WRINKLES THE CLOWN: CREEPY DOCO

Send in the clowns.

If you have misbehaving children, Wrinkles the Clown will, for a fee, provide a “behavioural service” to frighten the living crap out of delinquent kids.

The genesis of documentarian Michael Beach Nichols film WRINKLES THE CLOWN was a mysterious video that appeared on the Internet of a clown who emerges from underneath a sleeping female child’s bed. The video went viral and Wrinkles becomes internet lore.

It tapped into a market niche with parents abrogating their parental responsibility to discipline their offspring to a masked grotesque threatening them with abduction, incarceration, cannibalism and death.

Paying money to monster minors could amount to child abuse, but kids kind of like being creeped out, so who is to say its all part of cultural conditioning rather than molestation.

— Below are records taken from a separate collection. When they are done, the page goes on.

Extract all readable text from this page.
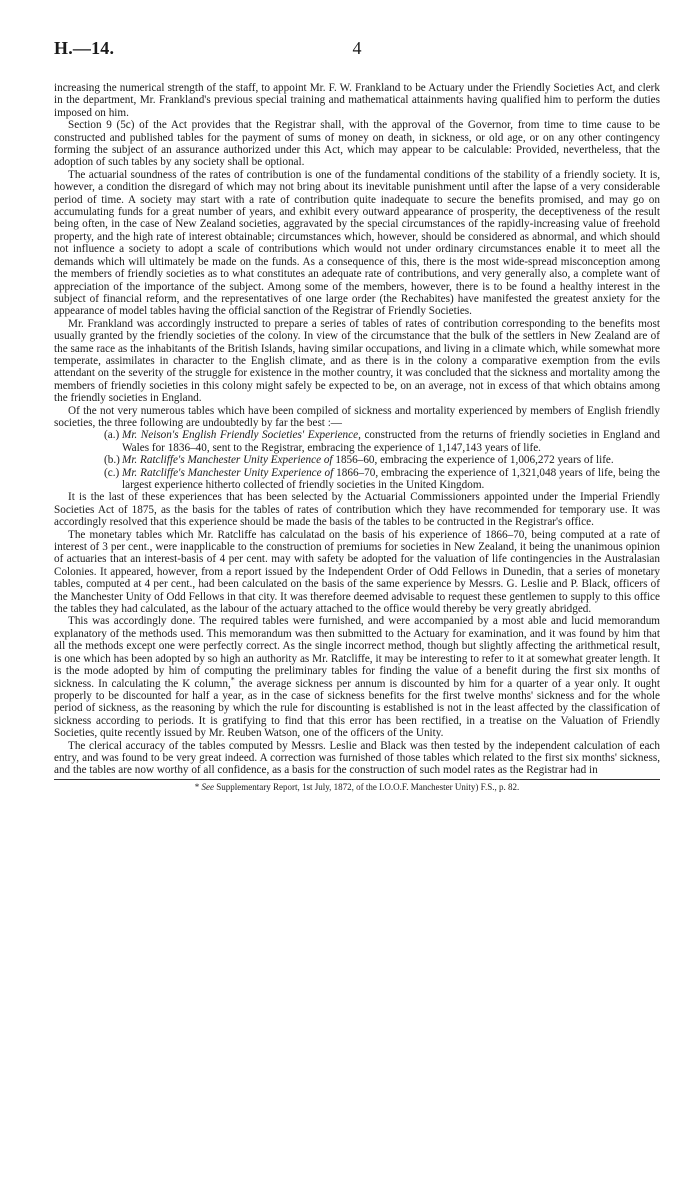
H.—14.	4

increasing the numerical strength of the staff, to appoint Mr. F. W. Frankland to be Actuary under the Friendly Societies Act, and clerk in the department, Mr. Frankland's previous special training and mathematical attainments having qualified him to perform the duties imposed on him.

Section 9 (5c) of the Act provides that the Registrar shall, with the approval of the Governor, from time to time cause to be constructed and published tables for the payment of sums of money on death, in sickness, or old age, or on any other contingency forming the subject of an assurance authorized under this Act, which may appear to be calculable: Provided, nevertheless, that the adoption of such tables by any society shall be optional.

The actuarial soundness of the rates of contribution is one of the fundamental conditions of the stability of a friendly society. It is, however, a condition the disregard of which may not bring about its inevitable punishment until after the lapse of a very considerable period of time. A society may start with a rate of contribution quite inadequate to secure the benefits promised, and may go on accumulating funds for a great number of years, and exhibit every outward appearance of prosperity, the deceptiveness of the result being often, in the case of New Zealand societies, aggravated by the special circumstances of the rapidly-increasing value of freehold property, and the high rate of interest obtainable; circumstances which, however, should be considered as abnormal, and which should not influence a society to adopt a scale of contributions which would not under ordinary circumstances enable it to meet all the demands which will ultimately be made on the funds. As a consequence of this, there is the most wide-spread misconception among the members of friendly societies as to what constitutes an adequate rate of contributions, and very generally also, a complete want of appreciation of the importance of the subject. Among some of the members, however, there is to be found a healthy interest in the subject of financial reform, and the representatives of one large order (the Rechabites) have manifested the greatest anxiety for the appearance of model tables having the official sanction of the Registrar of Friendly Societies.

Mr. Frankland was accordingly instructed to prepare a series of tables of rates of contribution corresponding to the benefits most usually granted by the friendly societies of the colony. In view of the circumstance that the bulk of the settlers in New Zealand are of the same race as the inhabitants of the British Islands, having similar occupations, and living in a climate which, while somewhat more temperate, assimilates in character to the English climate, and as there is in the colony a comparative exemption from the evils attendant on the severity of the struggle for existence in the mother country, it was concluded that the sickness and mortality among the members of friendly societies in this colony might safely be expected to be, on an average, not in excess of that which obtains among the friendly societies in England.

Of the not very numerous tables which have been compiled of sickness and mortality experienced by members of English friendly societies, the three following are undoubtedly by far the best :—

(a.) Mr. Neison's English Friendly Societies' Experience, constructed from the returns of friendly societies in England and Wales for 1836–40, sent to the Registrar, embracing the experience of 1,147,143 years of life.
(b.) Mr. Ratcliffe's Manchester Unity Experience of 1856–60, embracing the experience of 1,006,272 years of life.
(c.) Mr. Ratcliffe's Manchester Unity Experience of 1866–70, embracing the experience of 1,321,048 years of life, being the largest experience hitherto collected of friendly societies in the United Kingdom.

It is the last of these experiences that has been selected by the Actuarial Commissioners appointed under the Imperial Friendly Societies Act of 1875, as the basis for the tables of rates of contribution which they have recommended for temporary use. It was accordingly resolved that this experience should be made the basis of the tables to be contructed in the Registrar's office.

The monetary tables which Mr. Ratcliffe has calculatad on the basis of his experience of 1866–70, being computed at a rate of interest of 3 per cent., were inapplicable to the construction of premiums for societies in New Zealand, it being the unanimous opinion of actuaries that an interest-basis of 4 per cent. may with safety be adopted for the valuation of life contingencies in the Australasian Colonies. It appeared, however, from a report issued by the Independent Order of Odd Fellows in Dunedin, that a series of monetary tables, computed at 4 per cent., had been calculated on the basis of the same experience by Messrs. G. Leslie and P. Black, officers of the Manchester Unity of Odd Fellows in that city. It was therefore deemed advisable to request these gentlemen to supply to this office the tables they had calculated, as the labour of the actuary attached to the office would thereby be very greatly abridged.

This was accordingly done. The required tables were furnished, and were accompanied by a most able and lucid memorandum explanatory of the methods used. This memorandum was then submitted to the Actuary for examination, and it was found by him that all the methods except one were perfectly correct. As the single incorrect method, though but slightly affecting the arithmetical result, is one which has been adopted by so high an authority as Mr. Ratcliffe, it may be interesting to refer to it at somewhat greater length. It is the mode adopted by him of computing the preliminary tables for finding the value of a benefit during the first six months of sickness. In calculating the K column,* the average sickness per annum is discounted by him for a quarter of a year only. It ought properly to be discounted for half a year, as in the case of sickness benefits for the first twelve months' sickness and for the whole period of sickness, as the reasoning by which the rule for discounting is established is not in the least affected by the classification of sickness according to periods. It is gratifying to find that this error has been rectified, in a treatise on the Valuation of Friendly Societies, quite recently issued by Mr. Reuben Watson, one of the officers of the Unity.

The clerical accuracy of the tables computed by Messrs. Leslie and Black was then tested by the independent calculation of each entry, and was found to be very great indeed. A correction was furnished of those tables which related to the first six months' sickness, and the tables are now worthy of all confidence, as a basis for the construction of such model rates as the Registrar had in

* See Supplementary Report, 1st July, 1872, of the I.O.O.F. Manchester Unity) F.S., p. 82.
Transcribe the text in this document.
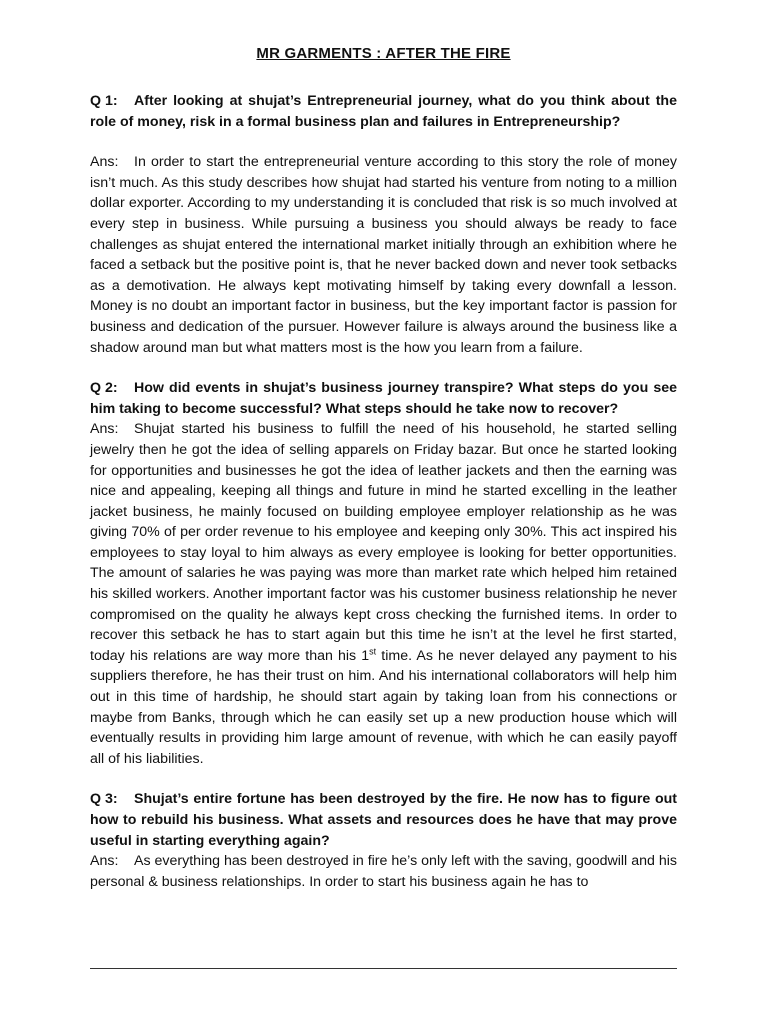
MR GARMENTS : AFTER THE FIRE

Q 1: After looking at shujat’s Entrepreneurial journey, what do you think about the role of money, risk in a formal business plan and failures in Entrepreneurship?

Ans: In order to start the entrepreneurial venture according to this story the role of money isn’t much. As this study describes how shujat had started his venture from noting to a million dollar exporter. According to my understanding it is concluded that risk is so much involved at every step in business. While pursuing a business you should always be ready to face challenges as shujat entered the international market initially through an exhibition where he faced a setback but the positive point is, that he never backed down and never took setbacks as a demotivation. He always kept motivating himself by taking every downfall a lesson. Money is no doubt an important factor in business, but the key important factor is passion for business and dedication of the pursuer. However failure is always around the business like a shadow around man but what matters most is the how you learn from a failure.

Q 2: How did events in shujat’s business journey transpire? What steps do you see him taking to become successful? What steps should he take now to recover?

Ans: Shujat started his business to fulfill the need of his household, he started selling jewelry then he got the idea of selling apparels on Friday bazar. But once he started looking for opportunities and businesses he got the idea of leather jackets and then the earning was nice and appealing, keeping all things and future in mind he started excelling in the leather jacket business, he mainly focused on building employee employer relationship as he was giving 70% of per order revenue to his employee and keeping only 30%. This act inspired his employees to stay loyal to him always as every employee is looking for better opportunities. The amount of salaries he was paying was more than market rate which helped him retained his skilled workers. Another important factor was his customer business relationship he never compromised on the quality he always kept cross checking the furnished items. In order to recover this setback he has to start again but this time he isn’t at the level he first started, today his relations are way more than his 1st time. As he never delayed any payment to his suppliers therefore, he has their trust on him. And his international collaborators will help him out in this time of hardship, he should start again by taking loan from his connections or maybe from Banks, through which he can easily set up a new production house which will eventually results in providing him large amount of revenue, with which he can easily payoff all of his liabilities.

Q 3: Shujat’s entire fortune has been destroyed by the fire. He now has to figure out how to rebuild his business. What assets and resources does he have that may prove useful in starting everything again?

Ans: As everything has been destroyed in fire he’s only left with the saving, goodwill and his personal & business relationships. In order to start his business again he has to
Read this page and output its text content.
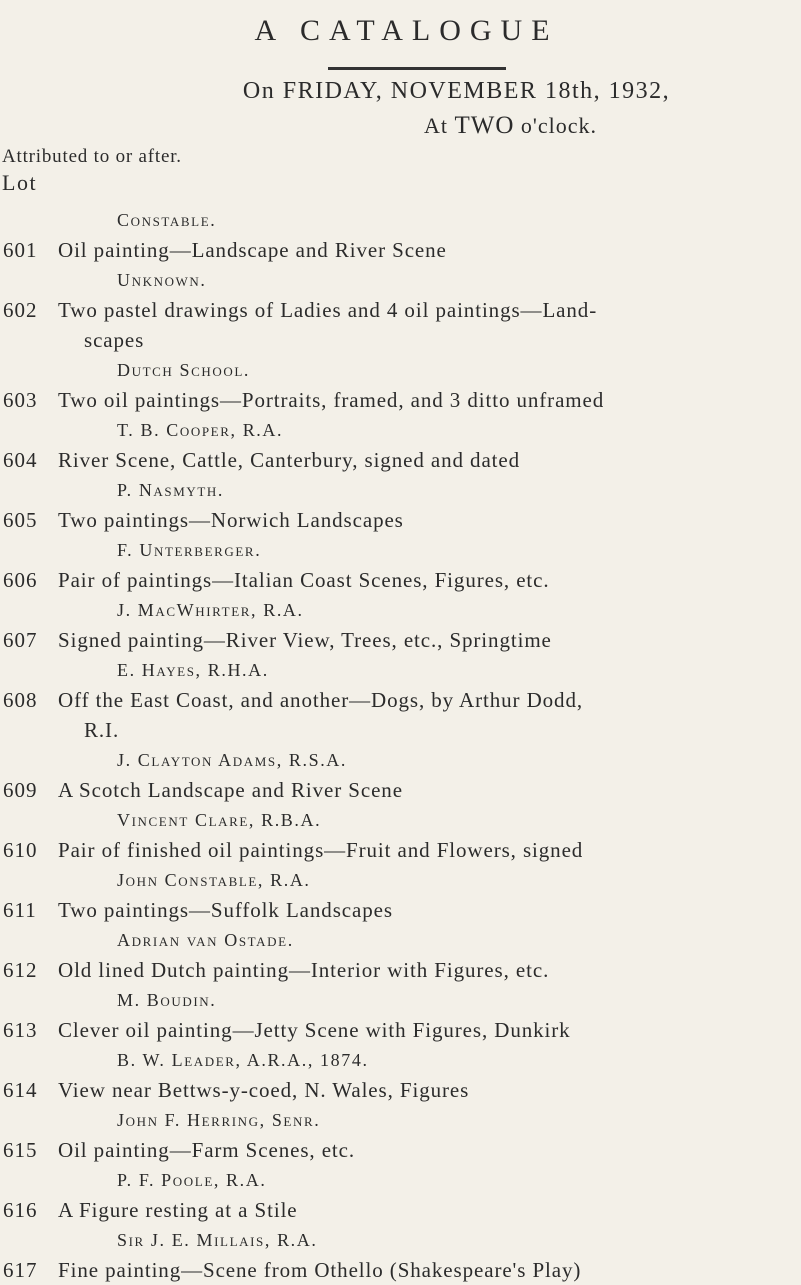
A CATALOGUE
On FRIDAY, NOVEMBER 18th, 1932,
At TWO o'clock.
Attributed to or after.
Lot
Constable.
601 Oil painting—Landscape and River Scene
Unknown.
602 Two pastel drawings of Ladies and 4 oil paintings—Land-
scapes
Dutch School.
603 Two oil paintings—Portraits, framed, and 3 ditto unframed
T. B. Cooper, R.A.
604 River Scene, Cattle, Canterbury, signed and dated
P. Nasmyth.
605 Two paintings—Norwich Landscapes
F. Unterberger.
606 Pair of paintings—Italian Coast Scenes, Figures, etc.
J. MacWhirter, R.A.
607 Signed painting—River View, Trees, etc., Springtime
E. Hayes, R.H.A.
608 Off the East Coast, and another—Dogs, by Arthur Dodd,
R.I.
J. Clayton Adams, R.S.A.
609 A Scotch Landscape and River Scene
Vincent Clare, R.B.A.
610 Pair of finished oil paintings—Fruit and Flowers, signed
John Constable, R.A.
611 Two paintings—Suffolk Landscapes
Adrian van Ostade.
612 Old lined Dutch painting—Interior with Figures, etc.
M. Boudin.
613 Clever oil painting—Jetty Scene with Figures, Dunkirk
B. W. Leader, A.R.A., 1874.
614 View near Bettws-y-coed, N. Wales, Figures
John F. Herring, Senr.
615 Oil painting—Farm Scenes, etc.
P. F. Poole, R.A.
616 A Figure resting at a Stile
Sir J. E. Millais, R.A.
617 Fine painting—Scene from Othello (Shakespeare's Play)
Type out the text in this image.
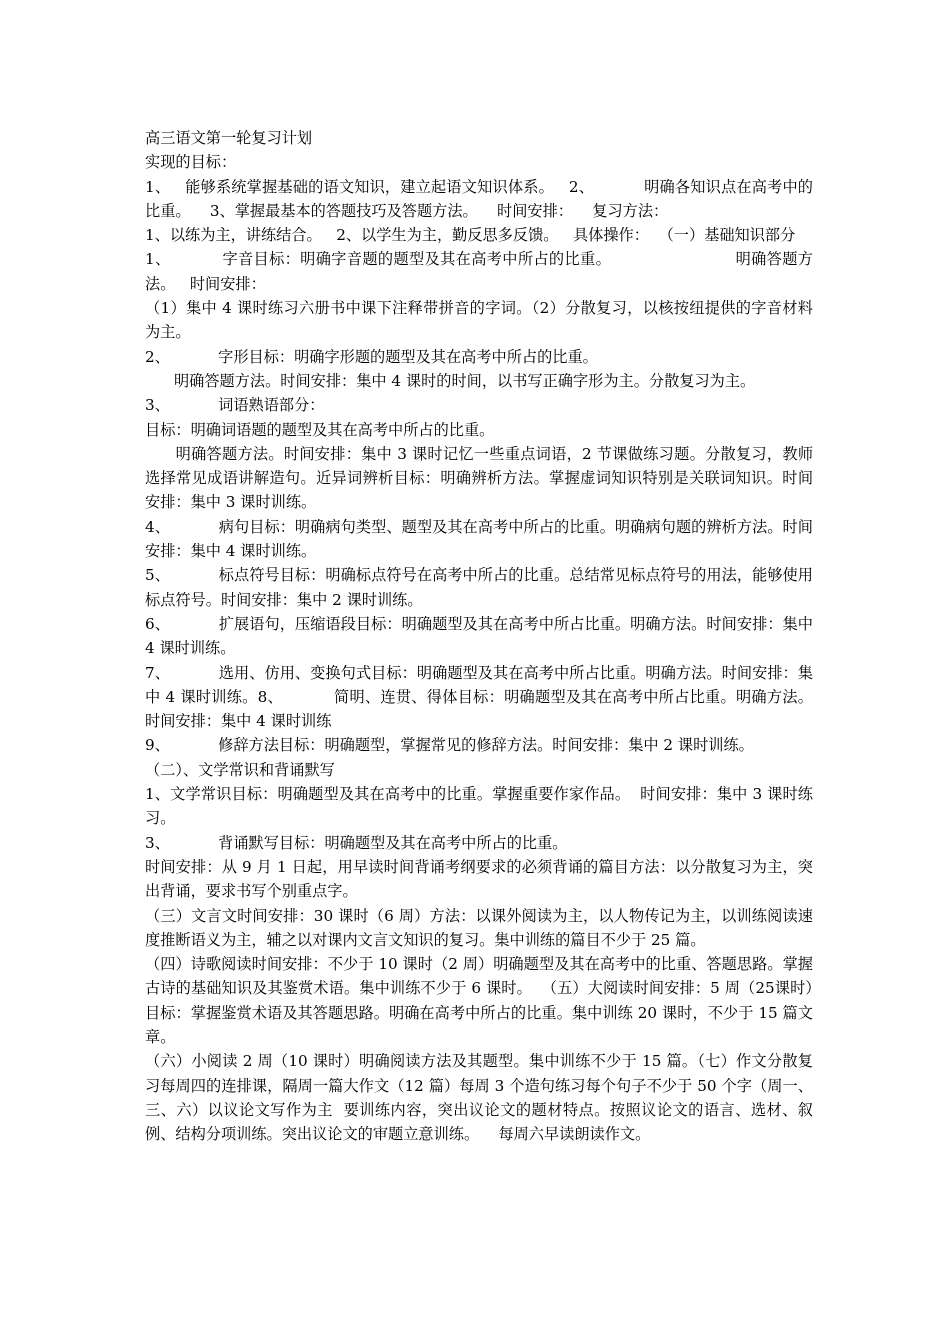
高三语文第一轮复习计划

实现的目标：

1、   能够系统掌握基础的语文知识，建立起语文知识体系。   2、          明确各知识点在高考中的比重。    3、掌握最基本的答题技巧及答题方法。    时间安排：    复习方法：

1、以练为主，讲练结合。   2、以学生为主，勤反思多反馈。   具体操作：  （一）基础知识部分

1、          字音目标：明确字音题的题型及其在高考中所占的比重。                        明确答题方法。   时间安排：

（1）集中 4 课时练习六册书中课下注释带拼音的字词。（2）分散复习，以核按纽提供的字音材料为主。

2、          字形目标：明确字形题的题型及其在高考中所占的比重。

明确答题方法。时间安排：集中 4 课时的时间，以书写正确字形为主。分散复习为主。

3、          词语熟语部分：

目标：明确词语题的题型及其在高考中所占的比重。

明确答题方法。时间安排：集中 3 课时记忆一些重点词语，2 节课做练习题。分散复习，教师选择常见成语讲解造句。近异词辨析目标：明确辨析方法。掌握虚词知识特别是关联词知识。时间安排：集中 3 课时训练。

4、          病句目标：明确病句类型、题型及其在高考中所占的比重。明确病句题的辨析方法。时间安排：集中 4 课时训练。

5、          标点符号目标：明确标点符号在高考中所占的比重。总结常见标点符号的用法，能够使用标点符号。时间安排：集中 2 课时训练。

6、          扩展语句，压缩语段目标：明确题型及其在高考中所占比重。明确方法。时间安排：集中 4 课时训练。

7、          选用、仿用、变换句式目标：明确题型及其在高考中所占比重。明确方法。时间安排：集中 4 课时训练。8、          简明、连贯、得体目标：明确题型及其在高考中所占比重。明确方法。时间安排：集中 4 课时训练

9、          修辞方法目标：明确题型，掌握常见的修辞方法。时间安排：集中 2 课时训练。

（二）、文学常识和背诵默写

1、文学常识目标：明确题型及其在高考中的比重。掌握重要作家作品。  时间安排：集中 3 课时练习。

3、          背诵默写目标：明确题型及其在高考中所占的比重。

时间安排：从 9 月 1 日起，用早读时间背诵考纲要求的必须背诵的篇目方法：以分散复习为主，突出背诵，要求书写个别重点字。

（三）文言文时间安排：30 课时（6 周）方法：以课外阅读为主，以人物传记为主，以训练阅读速度推断语义为主，辅之以对课内文言文知识的复习。集中训练的篇目不少于 25 篇。

（四）诗歌阅读时间安排：不少于 10 课时（2 周）明确题型及其在高考中的比重、答题思路。掌握古诗的基础知识及其鉴赏术语。集中训练不少于 6 课时。  （五）大阅读时间安排：5 周（25课时）目标：掌握鉴赏术语及其答题思路。明确在高考中所占的比重。集中训练 20 课时，不少于 15 篇文章。

（六）小阅读 2 周（10 课时）明确阅读方法及其题型。集中训练不少于 15 篇。（七）作文分散复习每周四的连排课，隔周一篇大作文（12 篇）每周 3 个造句练习每个句子不少于 50 个字（周一、三、六）以议论文写作为主  要训练内容，突出议论文的题材特点。按照议论文的语言、选材、叙例、结构分项训练。突出议论文的审题立意训练。    每周六早读朗读作文。
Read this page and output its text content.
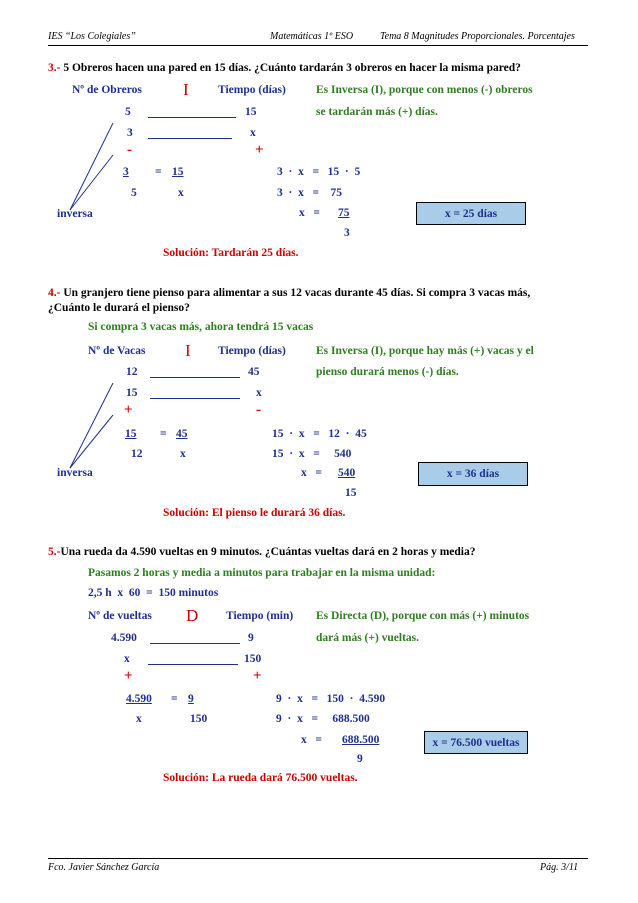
IES “Los Colegiales”	Matemáticas 1º ESO	Tema 8 Magnitudes Proporcionales. Porcentajes
3.- 5 Obreros hacen una pared en 15 días. ¿Cuánto tardarán 3 obreros en hacer la misma pared?
Nº de Obreros I	Tiempo (días)	Es Inversa (I), porque con menos (-) obreros
se tardarán más (+) días.
5	15
3	x
-	+
3 = 15
5	x
3  ·  x   =   15  ·  5
3  ·  x   =    75
x   = 75
3
inversa	x = 25 días
Solución: Tardarán 25 días.
4.- Un granjero tiene pienso para alimentar a sus 12 vacas durante 45 días. Si compra 3 vacas más,
¿Cuánto le durará el pienso?
Si compra 3 vacas más, ahora tendrá 15 vacas
Nº de Vacas I Tiempo (días)	Es Inversa (I), porque hay más (+) vacas y el
pienso durará menos (-) días.
12	45
15	x
+	-
15 = 45
12	x
15  ·  x   =   12  ·  45
15  ·  x   =     540
x   = 540
15
inversa	x = 36 días
Solución: El pienso le durará 36 días.
5.-Una rueda da 4.590 vueltas en 9 minutos. ¿Cuántas vueltas dará en 2 horas y media?
Pasamos 2 horas y media a minutos para trabajar en la misma unidad:
2,5 h  x  60  =  150 minutos
Nº de vueltas D Tiempo (min) Es Directa (D), porque con más (+) minutos
dará más (+) vueltas.
4.590	9
x	150
+	+
4.590 = 9
x	150
9  ·  x   =   150  ·  4.590
9  ·  x   =     688.500
x   = 688.500
9
x = 76.500 vueltas
Solución: La rueda dará 76.500 vueltas.
Fco. Javier Sánchez García	Pág. 3/11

Interviews with folklorists illustrate the fascination with creepy clowns going back centuries, Mr. Punch being somewhat of a prototype, and film clips from popular movies such as Poltergeist, It, and the various incarnations of Joker in the Batman films further cement our attraction to, and appetite for, the face painted malevolent prankster.

While Michael Beach Nichols interviews the person purporting to be Wrinkles, photographed in shadow and voice distorted, he also uses an actor to portray the clown, re-enacting appearances as an aid to explore visually the phenomenon and myth behind the mask.

Now if the film could just scare those couch potato, screen surfing, soft drink swilling fat kids that eat up the cult of the creepy clown off their arses, WRINKLES HE CLOWN would serve as a genuine behavioural service as espoused by the menacing mummer.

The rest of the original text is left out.